Please critique the following proof and also let me know if I have defined the equivalence classes correctly.

Let $\displaystyle f:A\longrightarrow B$. Define a relation $\displaystyle \equiv$ on A by $\displaystyle a_{1}\equiv a_{2}$ iff $\displaystyle f(a_{1})=f(a_{2})$. Give a quick proof that this is an equivalence relation. What are the equivalence classes? Explain intuitively.

Proof: Test reflexive for $\displaystyle \equiv$. If $\displaystyle a\in A$ then $\displaystyle (a,a)\in A$: Given f is a funcion then $\displaystyle f(a_{1})=f(a_{1})$ implies $\displaystyle a_{1}\equiv a_{1}$ because two different values in the domain cannot be mapped to the same value in the range. Therefore $\displaystyle (a_{1},a_{1})\in A$.
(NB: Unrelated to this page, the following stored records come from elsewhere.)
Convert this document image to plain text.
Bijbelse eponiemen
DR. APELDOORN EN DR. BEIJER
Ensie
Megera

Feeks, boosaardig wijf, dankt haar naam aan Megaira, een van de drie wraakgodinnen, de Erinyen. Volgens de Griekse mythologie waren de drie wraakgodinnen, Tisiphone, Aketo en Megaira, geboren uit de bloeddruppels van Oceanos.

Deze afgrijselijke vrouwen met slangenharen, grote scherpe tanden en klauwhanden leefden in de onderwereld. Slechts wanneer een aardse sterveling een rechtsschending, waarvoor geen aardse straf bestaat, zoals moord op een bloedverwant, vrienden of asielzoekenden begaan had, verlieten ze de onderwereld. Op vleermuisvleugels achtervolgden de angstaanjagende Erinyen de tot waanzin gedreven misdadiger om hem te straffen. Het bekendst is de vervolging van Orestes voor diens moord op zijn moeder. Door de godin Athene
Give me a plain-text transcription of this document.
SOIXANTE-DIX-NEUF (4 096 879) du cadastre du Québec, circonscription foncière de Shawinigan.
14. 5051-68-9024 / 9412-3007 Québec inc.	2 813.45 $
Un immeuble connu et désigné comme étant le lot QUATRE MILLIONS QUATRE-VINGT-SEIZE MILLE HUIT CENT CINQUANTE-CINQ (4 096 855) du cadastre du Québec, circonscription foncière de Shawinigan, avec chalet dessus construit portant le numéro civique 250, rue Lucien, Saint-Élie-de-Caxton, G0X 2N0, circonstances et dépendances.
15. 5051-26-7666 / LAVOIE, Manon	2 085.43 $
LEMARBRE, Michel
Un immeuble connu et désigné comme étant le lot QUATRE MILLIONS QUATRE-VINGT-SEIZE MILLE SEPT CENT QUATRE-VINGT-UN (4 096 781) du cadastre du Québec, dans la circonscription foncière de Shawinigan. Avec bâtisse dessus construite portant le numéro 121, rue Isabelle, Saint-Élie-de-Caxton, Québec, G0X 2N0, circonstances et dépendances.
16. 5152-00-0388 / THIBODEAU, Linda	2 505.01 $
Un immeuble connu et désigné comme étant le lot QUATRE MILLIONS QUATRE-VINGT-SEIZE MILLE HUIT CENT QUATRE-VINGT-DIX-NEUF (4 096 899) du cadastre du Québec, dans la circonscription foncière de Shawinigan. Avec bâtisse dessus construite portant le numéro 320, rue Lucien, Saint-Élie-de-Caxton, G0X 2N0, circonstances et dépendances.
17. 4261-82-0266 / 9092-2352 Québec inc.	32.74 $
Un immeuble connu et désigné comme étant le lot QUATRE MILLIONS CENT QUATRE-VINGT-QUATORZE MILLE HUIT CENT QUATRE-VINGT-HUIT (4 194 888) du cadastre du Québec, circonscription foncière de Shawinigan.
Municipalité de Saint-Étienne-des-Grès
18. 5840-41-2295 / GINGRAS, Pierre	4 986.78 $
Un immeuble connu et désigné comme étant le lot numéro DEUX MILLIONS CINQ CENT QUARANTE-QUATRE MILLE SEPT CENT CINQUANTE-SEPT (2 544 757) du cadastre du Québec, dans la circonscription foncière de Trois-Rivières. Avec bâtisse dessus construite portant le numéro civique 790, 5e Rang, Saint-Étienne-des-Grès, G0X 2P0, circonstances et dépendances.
Test symmetric: Let $\displaystyle a_{1}\equiv a_{2}$ where $\displaystyle (a_{1},a_{2})\in A$. Then we know $\displaystyle f(a_{1})=f(a_{2})$. But because = is symmetric we know $\displaystyle f(a_{2})=f(a_{1})$ and since $\displaystyle \equiv$ is defined with iff, we know $\displaystyle a_{2}\equiv a_{1}$ which implies $\displaystyle (a_{2},a_{1})\in A$.

Test transitive: Let $\displaystyle a_{1}\equiv a_{2}$ and $\displaystyle a_{2}\equiv a_{3}$ where $\displaystyle (a_{1},a_{2})(a_{2},a_{3})\in A$. Then we know $\displaystyle f(a_{1})=f(a_{2})$ and $\displaystyle f(a_{2})=f(a_{3})$. Because = is transitive we know $\displaystyle f(a_{1})=f(a_{3})$, but because $\displaystyle \equiv$ is defined with iff, we can conclude that $\displaystyle a_{1}\equiv a_{3}$. So $\displaystyle (a_{1},a_{3})\in A$.QED

The equivalence classes in A would be the sets $\displaystyle \{(a_{i},a_{j})\in A$ such that $\displaystyle a_{i}=a_{j})$.